Thankfully, there's a great github repo here: https://github.com/njpipeorgan/wll-interface/tree/master

It provides an elegant, minimal wrapper around the LibraryLink interface. Instead of 40 lines of boilerplate, the `add1`

function from earlier with wll-interface is:

`double add1(double x){ return x + 1; }`

`DEFINE_WLL_FUNCTION(add1)`

which is about as minimal as one could possibly hope for. It also defines easy-to-use container classes for the relevant Mathematica data types (e.g. tensors, sparse arrays) that feel like using STL containers. Perhaps best of all, it integrates seamlessly into existing C++ projects.
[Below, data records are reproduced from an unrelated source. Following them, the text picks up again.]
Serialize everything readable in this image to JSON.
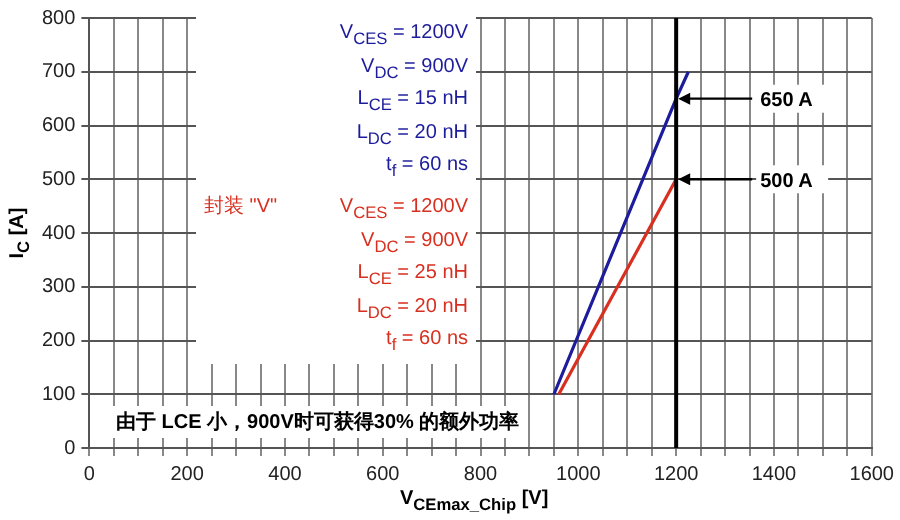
{
  "chart_data": {
    "type": "line",
    "xlabel": "V$_{CEmax_Chip}$ [V]",
    "ylabel": "I$_{C}$ [A]",
    "xlim": [
      0,
      1600
    ],
    "ylim": [
      0,
      800
    ],
    "xticks": [
      0,
      {
        "value": 50,
        "label": null
      },
      {
        "value": 100,
        "label": null
      },
      {
        "value": 150,
        "label": null
      },
      200,
      {
        "value": 250,
        "label": null
      },
      {
        "value": 300,
        "label": null
      },
      {
        "value": 350,
        "label": null
      },
      400,
      {
        "value": 450,
        "label": null
      },
      {
        "value": 500,
        "label": null
      },
      {
        "value": 550,
        "label": null
      },
      600,
      {
        "value": 650,
        "label": null
      },
      {
        "value": 700,
        "label": null
      },
      {
        "value": 750,
        "label": null
      },
      800,
      {
        "value": 850,
        "label": null
      },
      {
        "value": 900,
        "label": null
      },
      {
        "value": 950,
        "label": null
      },
      1000,
      {
        "value": 1050,
        "label": null
      },
      {
        "value": 1100,
        "label": null
      },
      {
        "value": 1150,
        "label": null
      },
      1200,
      {
        "value": 1250,
        "label": null
      },
      {
        "value": 1300,
        "label": null
      },
      {
        "value": 1350,
        "label": null
      },
      1400,
      {
        "value": 1450,
        "label": null
      },
      {
        "value": 1500,
        "label": null
      },
      {
        "value": 1550,
        "label": null
      },
      1600
    ],
    "yticks": [
      0,
      100,
      200,
      300,
      400,
      500,
      600,
      700,
      800
    ],
    "grid": true,
    "marker": "none",
    "line_style": "solid",
    "series": [
      {
        "color": "#1c1c9c",
        "x": [
          950,
          1200,
          1225
        ],
        "values": [
          100,
          650,
          700
        ]
      },
      {
        "name": "封装 \"V\"",
        "color": "#d83020",
        "x": [
          960,
          1200
        ],
        "values": [
          100,
          500
        ]
      }
    ],
    "ref_lines": [
      {
        "axis": "x",
        "value": 1200,
        "color": "#000000"
      }
    ],
    "annotations": [
      "V$_{CES}$ = 1200V",
      "V$_{DC}$ = 900V",
      "L$_{CE}$ = 15 nH",
      "L$_{DC}$ = 20 nH",
      "t$_{f}$ = 60 ns",
      "V$_{CES}$ = 1200V",
      "V$_{DC}$ = 900V",
      "L$_{CE}$ = 25 nH",
      "L$_{DC}$ = 20 nH",
      "t$_{f}$ = 60 ns",
      "由于 LCE 小，900V时可获得30% 的额外功率",
      {
        "text": "650 A",
        "x": 1200,
        "y": 650
      },
      {
        "text": "500 A",
        "x": 1200,
        "y": 500
      }
    ]
  }
}
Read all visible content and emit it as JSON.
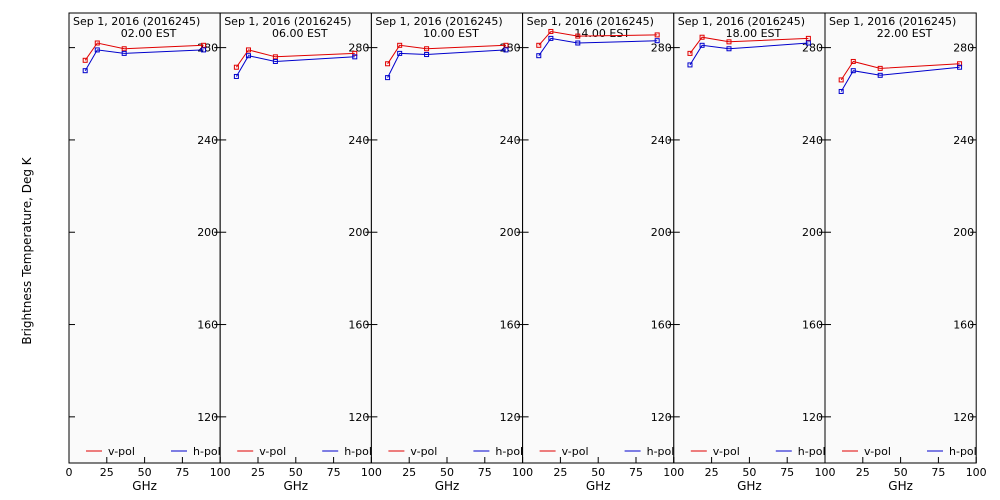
{
  "figure": {
    "ylabel": "Brightness Temperature, Deg K",
    "xlabel": "GHz",
    "date_line": "Sep  1, 2016 (2016245)"
  },
  "colors": {
    "v_pol": "#e00000",
    "h_pol": "#0000cc",
    "panel_bg": "#fafafa",
    "axis": "#000000"
  },
  "chart_data": [
    {
      "type": "line",
      "title": "Sep  1, 2016 (2016245)",
      "subtitle": "02.00 EST",
      "xlabel": "GHz",
      "ylabel": "Brightness Temperature, Deg K",
      "xlim": [
        0,
        100
      ],
      "ylim": [
        100,
        295
      ],
      "xticks": [
        0,
        25,
        50,
        75,
        100
      ],
      "yticks": [
        120,
        160,
        200,
        240,
        280
      ],
      "legend": "bottom",
      "x": [
        10.7,
        18.7,
        36.5,
        89.0
      ],
      "series": [
        {
          "name": "v-pol",
          "values": [
            274.5,
            282.0,
            279.5,
            281.0
          ]
        },
        {
          "name": "h-pol",
          "values": [
            270.0,
            279.0,
            277.5,
            279.0
          ]
        }
      ]
    },
    {
      "type": "line",
      "title": "Sep  1, 2016 (2016245)",
      "subtitle": "06.00 EST",
      "xlabel": "GHz",
      "ylabel": "Brightness Temperature, Deg K",
      "xlim": [
        0,
        100
      ],
      "ylim": [
        100,
        295
      ],
      "xticks": [
        0,
        25,
        50,
        75,
        100
      ],
      "yticks": [
        120,
        160,
        200,
        240,
        280
      ],
      "legend": "bottom",
      "x": [
        10.7,
        18.7,
        36.5,
        89.0
      ],
      "series": [
        {
          "name": "v-pol",
          "values": [
            271.5,
            279.0,
            276.0,
            277.5
          ]
        },
        {
          "name": "h-pol",
          "values": [
            267.5,
            276.5,
            274.0,
            276.0
          ]
        }
      ]
    },
    {
      "type": "line",
      "title": "Sep  1, 2016 (2016245)",
      "subtitle": "10.00 EST",
      "xlabel": "GHz",
      "ylabel": "Brightness Temperature, Deg K",
      "xlim": [
        0,
        100
      ],
      "ylim": [
        100,
        295
      ],
      "xticks": [
        0,
        25,
        50,
        75,
        100
      ],
      "yticks": [
        120,
        160,
        200,
        240,
        280
      ],
      "legend": "bottom",
      "x": [
        10.7,
        18.7,
        36.5,
        89.0
      ],
      "series": [
        {
          "name": "v-pol",
          "values": [
            273.0,
            281.0,
            279.5,
            281.0
          ]
        },
        {
          "name": "h-pol",
          "values": [
            267.0,
            277.5,
            277.0,
            279.0
          ]
        }
      ]
    },
    {
      "type": "line",
      "title": "Sep  1, 2016 (2016245)",
      "subtitle": "14.00 EST",
      "xlabel": "GHz",
      "ylabel": "Brightness Temperature, Deg K",
      "xlim": [
        0,
        100
      ],
      "ylim": [
        100,
        295
      ],
      "xticks": [
        0,
        25,
        50,
        75,
        100
      ],
      "yticks": [
        120,
        160,
        200,
        240,
        280
      ],
      "legend": "bottom",
      "x": [
        10.7,
        18.7,
        36.5,
        89.0
      ],
      "series": [
        {
          "name": "v-pol",
          "values": [
            281.0,
            287.0,
            285.0,
            285.5
          ]
        },
        {
          "name": "h-pol",
          "values": [
            276.5,
            284.0,
            282.0,
            283.0
          ]
        }
      ]
    },
    {
      "type": "line",
      "title": "Sep  1, 2016 (2016245)",
      "subtitle": "18.00 EST",
      "xlabel": "GHz",
      "ylabel": "Brightness Temperature, Deg K",
      "xlim": [
        0,
        100
      ],
      "ylim": [
        100,
        295
      ],
      "xticks": [
        0,
        25,
        50,
        75,
        100
      ],
      "yticks": [
        120,
        160,
        200,
        240,
        280
      ],
      "legend": "bottom",
      "x": [
        10.7,
        18.7,
        36.5,
        89.0
      ],
      "series": [
        {
          "name": "v-pol",
          "values": [
            277.5,
            284.5,
            282.5,
            284.0
          ]
        },
        {
          "name": "h-pol",
          "values": [
            272.5,
            281.0,
            279.5,
            282.0
          ]
        }
      ]
    },
    {
      "type": "line",
      "title": "Sep  1, 2016 (2016245)",
      "subtitle": "22.00 EST",
      "xlabel": "GHz",
      "ylabel": "Brightness Temperature, Deg K",
      "xlim": [
        0,
        100
      ],
      "ylim": [
        100,
        295
      ],
      "xticks": [
        0,
        25,
        50,
        75,
        100
      ],
      "yticks": [
        120,
        160,
        200,
        240,
        280
      ],
      "legend": "bottom",
      "x": [
        10.7,
        18.7,
        36.5,
        89.0
      ],
      "series": [
        {
          "name": "v-pol",
          "values": [
            266.0,
            274.0,
            271.0,
            273.0
          ]
        },
        {
          "name": "h-pol",
          "values": [
            261.0,
            270.0,
            268.0,
            271.5
          ]
        }
      ]
    }
  ]
}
With just a couple of lines of CMake, wll-interface can be added to an existing project:

`include(FetchContent)`

`FetchContent_Declare(`

` wll_interface`

` GIT_REPOSITORY https://github.com/samuelpmish/wll_interface.git`

` GIT_TAG main`

`)`

`FetchContent_MakeAvailable(wll_interface)`

```
```

`...`

```
```

`# needs to be a shared library for Mathematica to load it`

`add_library(my_library SHARED ...)`

`target_link_libraries(my_library PUBLIC wll_interface)`

From there, we can build the shared library and load its symbols into Mathematica with `LibraryFunctionLoad[]`

. Here are the timings of the wll-interface approach, compared to the previous results:

Time | |
---|---|

Mathematica | 16s |

Mathematica (Compile[]) | 2.5s |

Mathematica (Compile[..., CompilationTarget->"C"]) | 1.6s |

Mathematica (wll-interface to C++ implementation w/ 8 threads) | 15ms |

C++ | 7.7ms |

C++ (8 threads) | 2.2ms |

So, there's definitely still some overhead when going through LibraryLink, but a speedup of 1000x for practically no extra effort is worth it to me!

wll-interface is an incredible library, I'm really grateful for njpipeorgan's work developing and maintaining it. It makes writing C++ extensions for Mathematica really simple, which addresses the biggest drawback associated with working in Mathematica. This way, the C++ library benefits not only the users of that library, but also the prototyping of future features in Mathematica.